Between March and December of 2020, a cyber espionage attack was allegedly launched by Russia against the US. A national network management system called Orion was compromised by surveillance software installed through a supply chain hack. Orion is owned by a company called SolarWinds and was used by the White House, various branches of the US military, the US State Department, as well as numerous private institutions - including universities and transnational corporations based in the US and internationally.

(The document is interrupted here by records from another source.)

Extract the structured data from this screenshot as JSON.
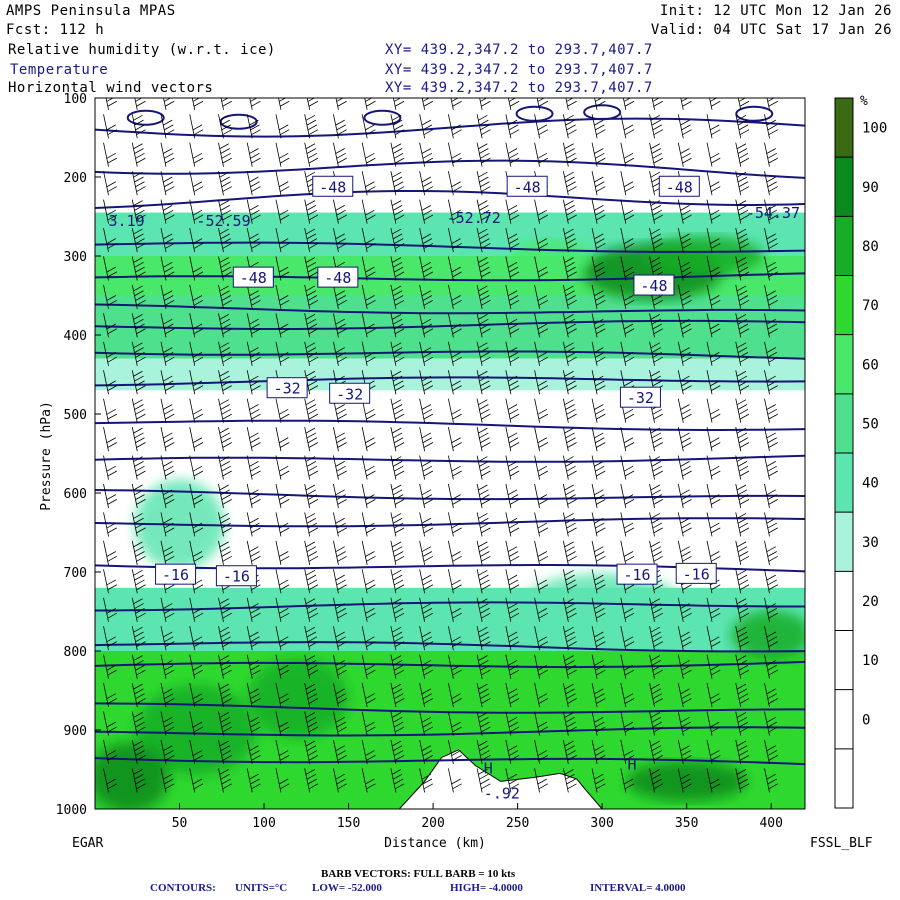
{
  "header": {
    "model": "AMPS Peninsula MPAS",
    "init": "Init: 12 UTC Mon 12 Jan 26",
    "fcst": "Fcst: 112 h",
    "valid": "Valid: 04 UTC Sat 17 Jan 26",
    "field1_name": "Relative humidity (w.r.t. ice)",
    "field1_xy": "XY= 439.2,347.2 to 293.7,407.7",
    "field2_name": "Temperature",
    "field2_xy": "XY= 439.2,347.2 to 293.7,407.7",
    "field3_name": "Horizontal wind vectors",
    "field3_xy": "XY= 439.2,347.2 to 293.7,407.7"
  },
  "footer": {
    "barb_note": "BARB VECTORS:  FULL BARB = 10 kts",
    "contours_label": "CONTOURS:",
    "units": "UNITS=°C",
    "low": "LOW= -52.000",
    "high": "HIGH= -4.0000",
    "interval": "INTERVAL=  4.0000"
  },
  "chart_data": {
    "type": "heatmap",
    "title": "Cross-section: Relative humidity (w.r.t. ice), Temperature, Horizontal wind vectors",
    "xlabel": "Distance (km)",
    "ylabel": "Pressure (hPa)",
    "x_left_label": "EGAR",
    "x_right_label": "FSSL_BLF",
    "xlim": [
      0,
      420
    ],
    "ylim": [
      1000,
      100
    ],
    "x_ticks": [
      "50",
      "100",
      "150",
      "200",
      "250",
      "300",
      "350",
      "400"
    ],
    "x_tick_values": [
      50,
      100,
      150,
      200,
      250,
      300,
      350,
      400
    ],
    "y_ticks": [
      "100",
      "200",
      "300",
      "400",
      "500",
      "600",
      "700",
      "800",
      "900",
      "1000"
    ],
    "y_tick_values": [
      100,
      200,
      300,
      400,
      500,
      600,
      700,
      800,
      900,
      1000
    ],
    "colorbar": {
      "unit": "%",
      "labels": [
        "100",
        "90",
        "80",
        "70",
        "60",
        "50",
        "40",
        "30",
        "20",
        "10",
        "0"
      ],
      "levels": [
        100,
        90,
        80,
        70,
        60,
        50,
        40,
        30,
        20,
        10,
        0
      ],
      "colors": [
        "#3a6a12",
        "#0a8a1e",
        "#19ad27",
        "#2fd82f",
        "#49e86a",
        "#4fe08e",
        "#5ce5b0",
        "#a9f3dc",
        "#ffffff",
        "#ffffff",
        "#ffffff",
        "#ffffff"
      ]
    },
    "temperature_contours_C": [
      -52,
      -48,
      -44,
      -40,
      -36,
      -32,
      -28,
      -24,
      -20,
      -16,
      -12,
      -8,
      -4
    ],
    "contour_labels": [
      {
        "text": "-48",
        "x": 130,
        "p": 213
      },
      {
        "text": "-48",
        "x": 245,
        "p": 213
      },
      {
        "text": "-48",
        "x": 335,
        "p": 213
      },
      {
        "text": "-48",
        "x": 83,
        "p": 328
      },
      {
        "text": "-48",
        "x": 133,
        "p": 328
      },
      {
        "text": "-48",
        "x": 320,
        "p": 338
      },
      {
        "text": "-32",
        "x": 103,
        "p": 468
      },
      {
        "text": "-32",
        "x": 140,
        "p": 475
      },
      {
        "text": "-32",
        "x": 312,
        "p": 480
      },
      {
        "text": "-16",
        "x": 37,
        "p": 704
      },
      {
        "text": "-16",
        "x": 73,
        "p": 706
      },
      {
        "text": "-16",
        "x": 310,
        "p": 704
      },
      {
        "text": "-16",
        "x": 345,
        "p": 703
      }
    ],
    "extremes": [
      {
        "text": "3.19",
        "x": 8,
        "p": 262
      },
      {
        "text": "-52.59",
        "x": 60,
        "p": 262
      },
      {
        "text": "-52.72",
        "x": 208,
        "p": 258
      },
      {
        "text": "-54.37",
        "x": 385,
        "p": 252
      },
      {
        "text": "H",
        "x": 230,
        "p": 955
      },
      {
        "text": "-.92",
        "x": 230,
        "p": 987
      },
      {
        "text": "H",
        "x": 315,
        "p": 950
      }
    ],
    "rh_bands": [
      {
        "p_top": 245,
        "p_bottom": 300,
        "rh": 40
      },
      {
        "p_top": 300,
        "p_bottom": 350,
        "rh": 60
      },
      {
        "p_top": 350,
        "p_bottom": 430,
        "rh": 50
      },
      {
        "p_top": 430,
        "p_bottom": 470,
        "rh": 35
      },
      {
        "p_top": 720,
        "p_bottom": 800,
        "rh": 45
      },
      {
        "p_top": 800,
        "p_bottom": 1000,
        "rh": 70
      }
    ]
  }
}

The breach in network security occurred when government employees were prompted by Orion to unwittingly download software updates that contained surveillance software planted by hackers. Although the then-US Secretary of State, Mike Pompeo, publicly blamed Russia for the hacks against the US, the SolarWinds cyber-attack has exposed the US’ prevailing vulnerability to unorthodox methods of state-sanctioned espionage in cyberspace.

What is SolarWinds?

SolarWinds is a private US software company founded in 1999 that assists businesses in managing their IT infrastructure. Consequently, the ability for the Russian Intelligence Service (SRV) to conduct a sustained cyber-espionage attack against SolarWinds’ networks and access sensitive government communications has highlighted the increasingly blurred lines around who is ultimately responsible for national security in cyberspace. The infiltration of SolarWinds demonstrates the increasing overreliance states have upon the private sector to provide secure network services for the day-to-day operation of critical government functions and services and, by extension, to uphold national security in cyberspace.